AB Sugar has now joined forces with BP and DuPont to build and operate a world scale bioethanol facility in Hull. The Group has a 45% stake in a Joint Venture with BP (45%) and DuPont (10%), which operates as Vivergo Fuels Limited.
The plant is now under construction and is due to come on stream in 2012. It will produce around 420 million litres of bioethanol from wheat each year. This will help meet delivery of the UK’s forecast ethanol demand in 2012 required to meet the Renewable Transport Fuel Obligation.
Biofuels offer the advantage that they have the potential to reduce overall GHG emissions from road transport because the plants from which they are produced absorb CO2 when they are grown. This offsets the CO2 released from the vehicle when the blended biofuel is used.
In addition, there are GHG emissions associated with the production of biofuels (e.g. fertilizers, pesticides, crop cultivation/harvesting, manufacture and transport of biofuels). Biofuels deliver GHG savings when all of these emissions are less than the corresponding emissions from the production of conventional gasoline/petrol and diesel from crude oil.

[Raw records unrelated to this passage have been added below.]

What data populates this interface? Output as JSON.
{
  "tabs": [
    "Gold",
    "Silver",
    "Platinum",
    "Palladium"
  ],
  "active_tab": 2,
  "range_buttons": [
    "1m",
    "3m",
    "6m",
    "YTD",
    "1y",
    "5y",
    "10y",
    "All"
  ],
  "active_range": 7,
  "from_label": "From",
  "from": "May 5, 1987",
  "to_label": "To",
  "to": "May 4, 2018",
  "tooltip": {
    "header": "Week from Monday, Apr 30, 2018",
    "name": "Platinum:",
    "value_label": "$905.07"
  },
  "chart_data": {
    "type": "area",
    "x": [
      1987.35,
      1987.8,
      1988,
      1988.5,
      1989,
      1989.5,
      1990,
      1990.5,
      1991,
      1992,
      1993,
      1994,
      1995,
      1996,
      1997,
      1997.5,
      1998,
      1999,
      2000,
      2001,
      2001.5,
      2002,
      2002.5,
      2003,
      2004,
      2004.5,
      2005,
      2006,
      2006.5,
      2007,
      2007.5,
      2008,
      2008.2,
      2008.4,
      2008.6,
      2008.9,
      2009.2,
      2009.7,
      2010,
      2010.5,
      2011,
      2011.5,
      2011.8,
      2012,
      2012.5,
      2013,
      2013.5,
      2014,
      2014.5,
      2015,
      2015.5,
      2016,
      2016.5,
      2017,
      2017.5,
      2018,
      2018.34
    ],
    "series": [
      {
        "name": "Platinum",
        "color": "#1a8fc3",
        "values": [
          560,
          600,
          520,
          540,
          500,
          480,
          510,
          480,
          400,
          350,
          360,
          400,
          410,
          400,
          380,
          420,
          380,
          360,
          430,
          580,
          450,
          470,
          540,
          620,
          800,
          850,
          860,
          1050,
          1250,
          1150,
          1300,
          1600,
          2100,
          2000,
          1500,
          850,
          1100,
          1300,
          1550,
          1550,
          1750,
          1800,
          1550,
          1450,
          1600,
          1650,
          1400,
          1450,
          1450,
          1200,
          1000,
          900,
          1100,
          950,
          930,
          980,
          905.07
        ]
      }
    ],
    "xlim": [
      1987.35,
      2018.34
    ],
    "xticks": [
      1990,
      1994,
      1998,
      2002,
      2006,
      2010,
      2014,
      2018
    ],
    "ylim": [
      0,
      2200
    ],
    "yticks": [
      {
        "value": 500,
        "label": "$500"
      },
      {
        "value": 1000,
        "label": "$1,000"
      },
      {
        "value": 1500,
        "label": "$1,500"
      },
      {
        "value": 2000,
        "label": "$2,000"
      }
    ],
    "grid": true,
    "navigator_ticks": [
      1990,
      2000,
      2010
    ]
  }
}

Bioethanol is produced by the fermentation of starch or sugars in a very similar way to the method used to produce beer and wine. Fermentation is followed by distillation to remove the water and impurities and produce a pure alcohol. Petrol containing up to 5% bioethanol can be used in any unleaded car on the road in the UK today. In the longer term, there is potential for all ordinary cars to use higher blends. Ford and Saab already supply models to the UK which will run on bioethanol / petrol blends up to 85% bioethanol (E85).